Monday, August 8, 2016

2016 AP Microeconomics Exam FRQ#2

2016 AP Microeconomics Exam FRQ#2
(A) What is Martha’s marginal benefit of the fifth unit of good X?    


At a quantity of 0, we haven’t purchased any units so there is no marginal benefit.
As we purchase from 0 quantity to the first unit of X, we gain a marginal benefit of $16.
As we purchase from the first to the second unit of X, we gain a marginal benefit of $12.
As we purchase from the second to the third unit of X, we gain a marginal benefit of $8.
As we purchase from the third to the fourth unit of X, we gain a marginal benefit of $4.
As we purchase from the fourth to the fifth unit of X, we gain a marginal benefit of $1.

Think of marginal as meaning the next purchase. Obviously we can only purchase full units, so when we have 4 units purchased our next marginal purchase is the 5th one and we receive a marginal benefit of $1 from the additional/marginal purchase of that 5th unit.


(B) Calculate the total consumer surplus if Martha consumes 5 units of X. (show your work)

Remember, that consumer surplus is the additional value gained from consumption of a good subtracting what has been paid for that good.

Answer - Total Consumer Surplus = $12 + $8 + $4 + $0 + $ -3 = $21 of Total Consumer Surplus

·      Understand that the $4 Cost is also part of the benefit. Confusing at first, but understand that if I give you $4 for unit X then unit X is still worth $4, at least to me.


       

(C) Martha is currently consuming 4 units of X and 2 units of Y. Use marginal analysis to explain why this combination is not optimal.


This combination of Units X and Units Y are not optimal as the marginal benefit gained from purchasing units X and Y is not equal.

We are use to seeing these problems as Utility problems and recognizing that the Marginal Benefits and Marginal Utility formula’s are the same.



(D) What is Martha’s optimal combination of X & Y?           

1st – using the formula set the two goods equal by using the formula above.
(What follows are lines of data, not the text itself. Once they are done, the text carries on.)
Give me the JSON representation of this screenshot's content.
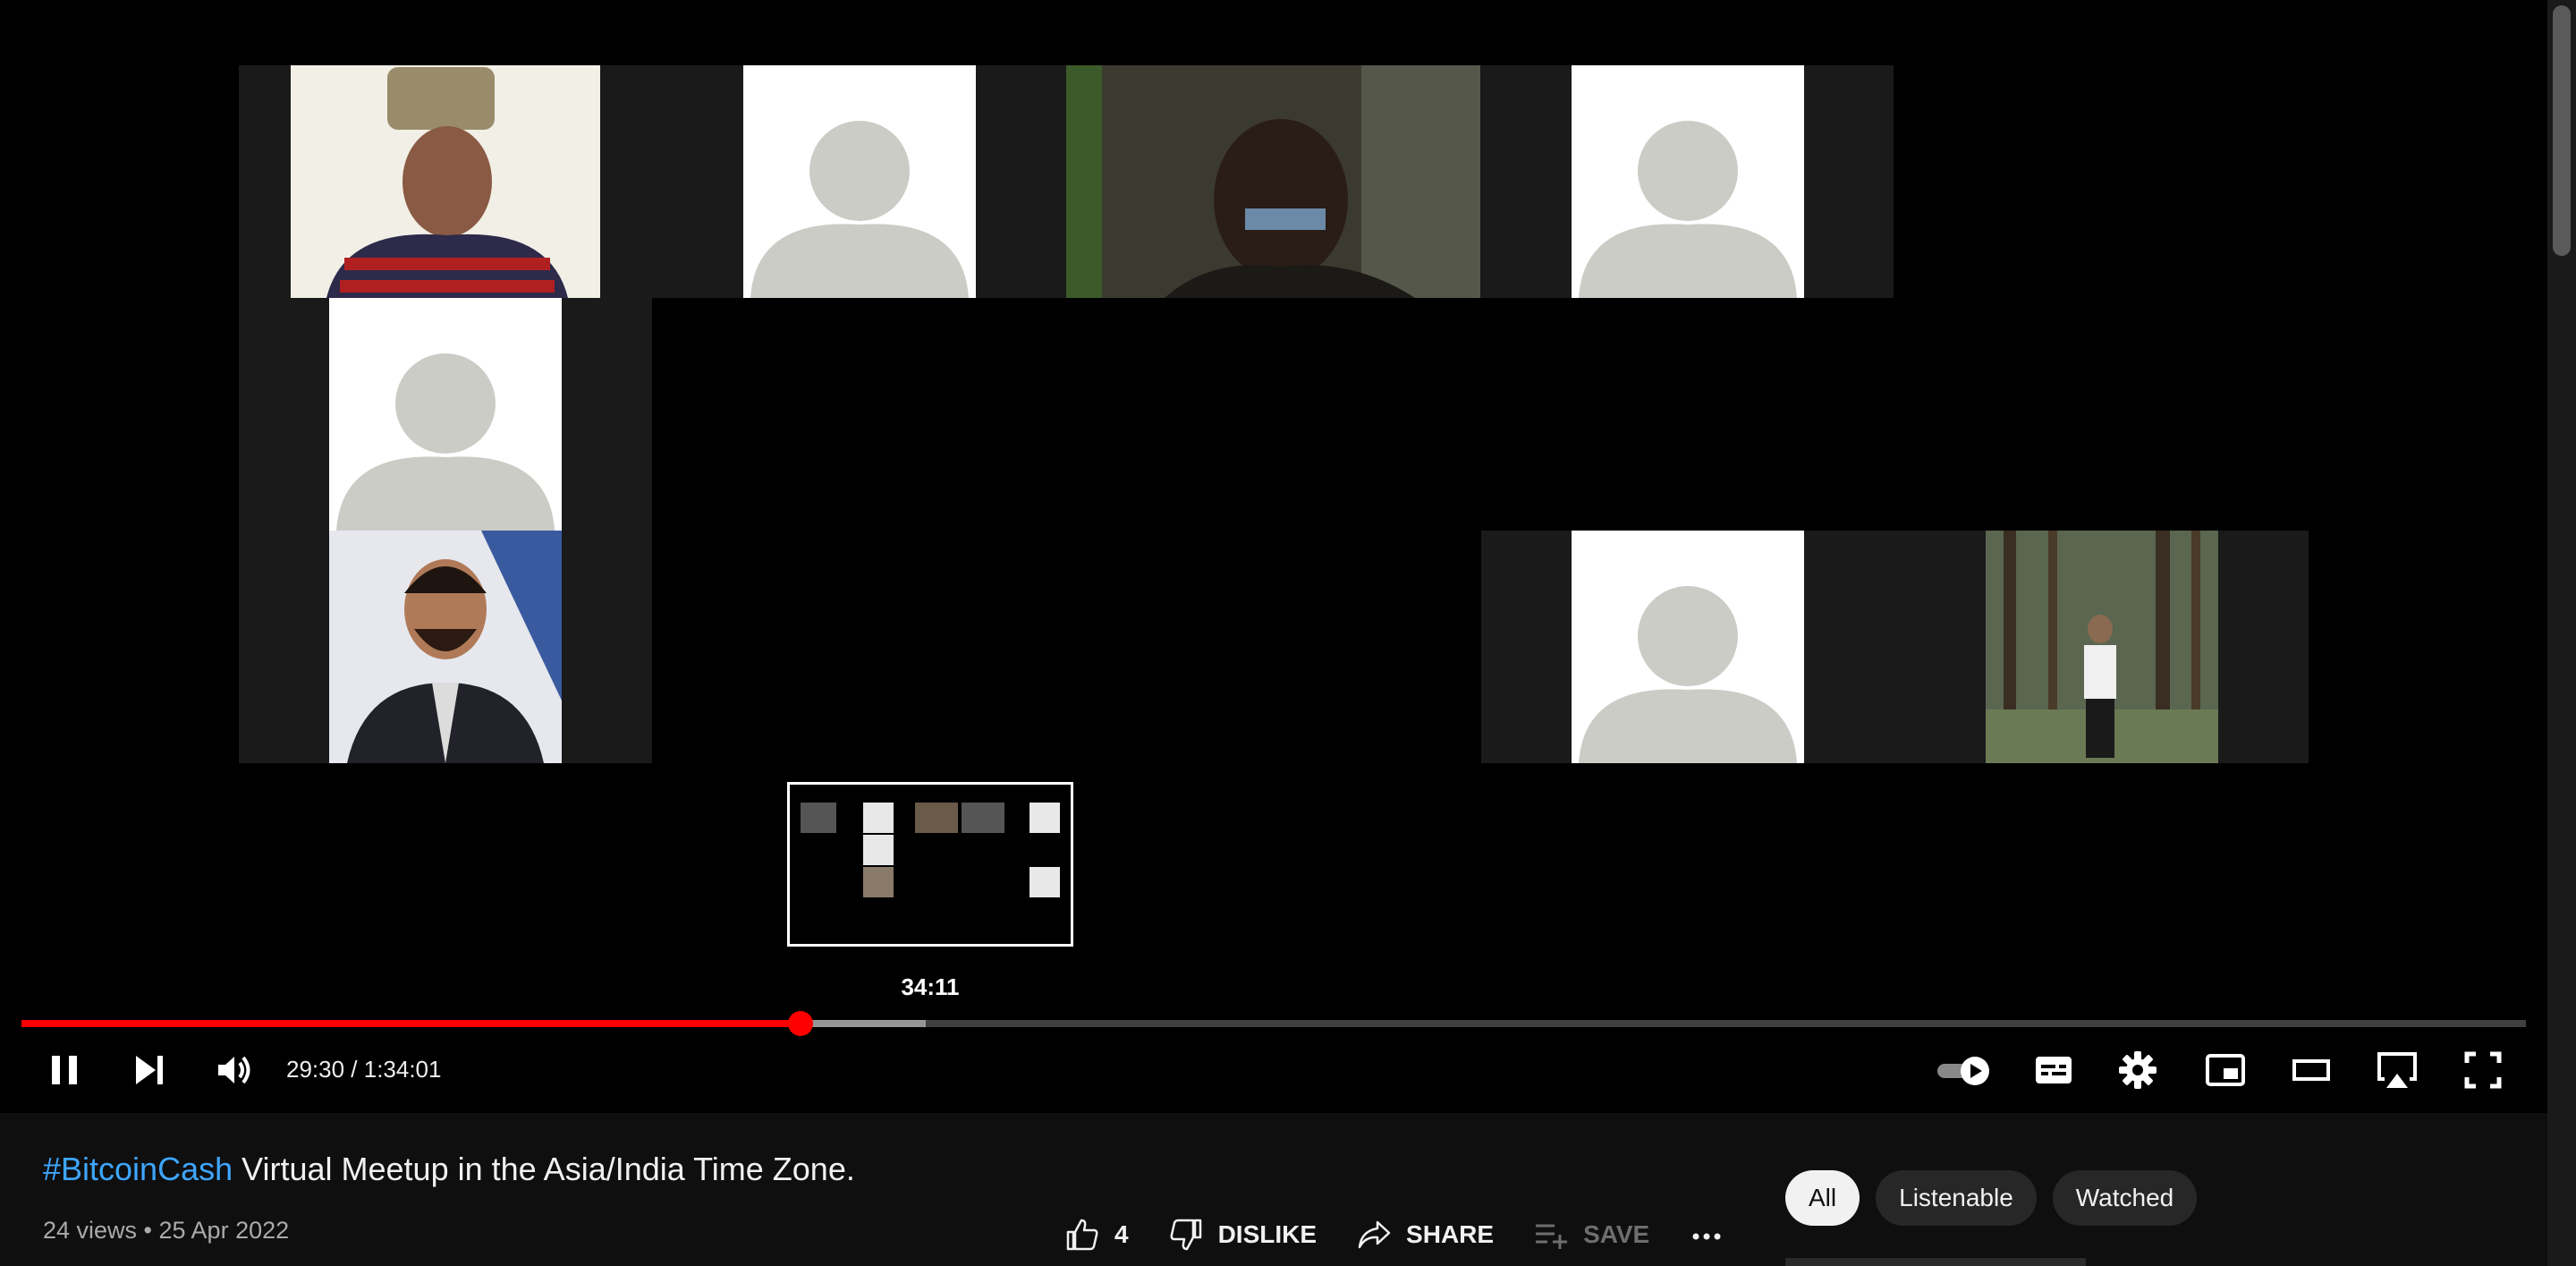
{
  "player": {
    "preview_time": "34:11",
    "current_time": "29:30",
    "duration": "1:34:01",
    "time_display": "29:30 / 1:34:01",
    "played_fraction": 0.311,
    "buffered_fraction": 0.361,
    "accent_color": "#ff0000",
    "controls": [
      {
        "name": "pause-icon"
      },
      {
        "name": "next-icon"
      },
      {
        "name": "volume-icon"
      },
      {
        "name": "autoplay-toggle-icon"
      },
      {
        "name": "subtitles-icon"
      },
      {
        "name": "settings-icon"
      },
      {
        "name": "miniplayer-icon"
      },
      {
        "name": "theater-mode-icon"
      },
      {
        "name": "airplay-icon"
      },
      {
        "name": "fullscreen-icon"
      }
    ]
  },
  "video": {
    "hashtag": "#BitcoinCash",
    "title_rest": " Virtual Meetup in the Asia/India Time Zone.",
    "views": "24 views",
    "date": "25 Apr 2022",
    "meta": "24 views • 25 Apr 2022"
  },
  "actions": {
    "likes": "4",
    "dislike_label": "DISLIKE",
    "share_label": "SHARE",
    "save_label": "SAVE"
  },
  "chips": [
    "All",
    "Listenable",
    "Watched"
  ],
  "colors": {
    "link": "#3ea6ff",
    "background": "#0f0f0f",
    "chip": "#272727"
  }
}
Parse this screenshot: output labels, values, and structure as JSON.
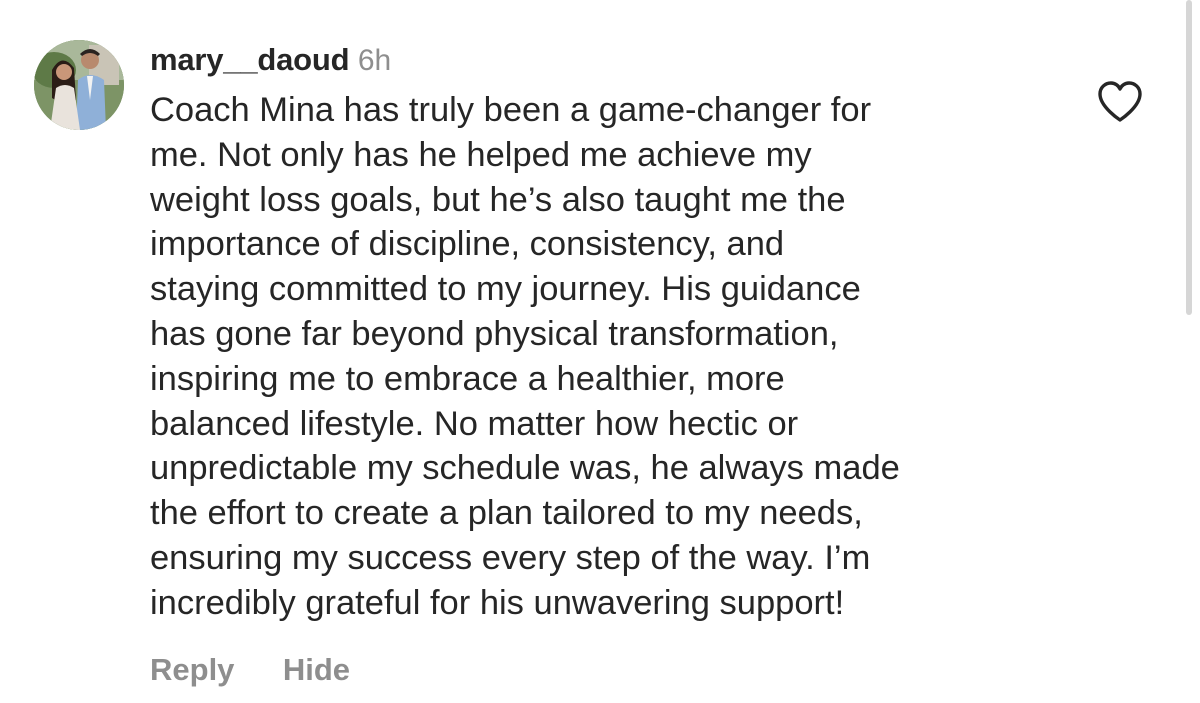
{
  "comment": {
    "username": "mary__daoud",
    "timestamp": "6h",
    "lines": [
      "Coach Mina has truly been a game-changer for",
      "me. Not only has he helped me achieve my",
      "weight loss goals, but he’s also taught me the",
      "importance of discipline, consistency, and",
      "staying committed to my journey. His guidance",
      "has gone far beyond physical transformation,",
      "inspiring me to embrace a healthier, more",
      "balanced lifestyle. No matter how hectic or",
      "unpredictable my schedule was, he always made",
      "the effort to create a plan tailored to my needs,",
      "ensuring my success every step of the way. I’m",
      "incredibly grateful for his unwavering support!"
    ],
    "reply_label": "Reply",
    "hide_label": "Hide",
    "like_icon": "heart-outline-icon"
  },
  "colors": {
    "text": "#262626",
    "secondary": "#8e8e8e",
    "background": "#ffffff"
  }
}
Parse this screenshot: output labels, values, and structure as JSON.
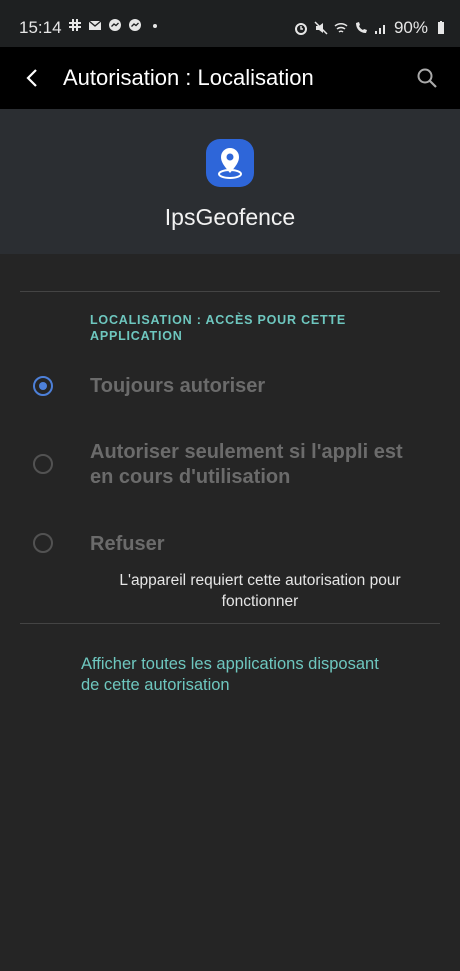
{
  "status_bar": {
    "time": "15:14",
    "battery": "90%",
    "notification_icons": [
      "slack-icon",
      "mail-icon",
      "messenger-icon",
      "messenger-icon",
      "dot-icon"
    ],
    "system_icons": [
      "alarm-icon",
      "mute-icon",
      "wifi-icon",
      "wifi-call-icon",
      "signal-icon",
      "battery-icon"
    ]
  },
  "appbar": {
    "title": "Autorisation : Localisation"
  },
  "app": {
    "name": "IpsGeofence",
    "icon_color": "#2e66d9"
  },
  "permission": {
    "section_label": "LOCALISATION : ACCÈS POUR CETTE APPLICATION",
    "options": [
      {
        "label": "Toujours autoriser",
        "selected": true
      },
      {
        "label": "Autoriser seulement si l'appli est en cours d'utilisation",
        "selected": false
      },
      {
        "label": "Refuser",
        "selected": false
      }
    ],
    "note": "L'appareil requiert cette autorisation pour fonctionner"
  },
  "link": {
    "label": "Afficher toutes les applications disposant de cette autorisation"
  },
  "colors": {
    "accent": "#6ec7bf",
    "radio_selected": "#4d80d9"
  }
}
Table is helpful. (:

2nd – Martha chooses her purchases according to the greatest benefit gained with each purchase.

3rd – Martha purchases until her income is all spent.



E) Indicate whether each of the following will cause the optimal quantity of good Y to increase, decrease or stay the same.

(I) The price of good Y doubles.

If the benefit per unit of Y decreases, then we would purchase less of the good.  Martha’s first purchase would have been X as the benefit is 4, which is greater than the benefit of 2.5 for a unit of Y.

Answer - The optimal quantity purchased will decrease.

(II) Martha’s income falls to $10 with no change in prices.

If Martha’s income falls to $10, then she will not be able to purchase 4 units of good Y.
She will purchase the first 3 units of good X & Y exactly the same way, but then she has spent $8 and only has $2 left, so she will then only be able to purchase a unit of Y.

So 1 unit of X and 3 units of Y will be purchased, this will use all of her income. The question above asks if the optimal quantity of good Y will decrease, increase, or stay the same.

Originally Martha, with $20 of income bought 4 units of good Y, so her purchase of good Y has decreased.

Answer – Martha’s purchase of good Y has decreased.

(III) Martha’s income doubles and the price of both goods double.

The answer to this question should be intuitive in that if Martha’s income doubles and all goods prices double then Martha is no better off with a doubling of her income as the ratio of prices to incomes are the same.

3 units of X at $8 each is $24 spent and 4 units of Y at 4 each is $16 and $24 + $16 = $40
Martha has spent $40 (all) of her income and bought the same combination of goods X & Y.

Answer - No change in optimal combination of goods X & Y.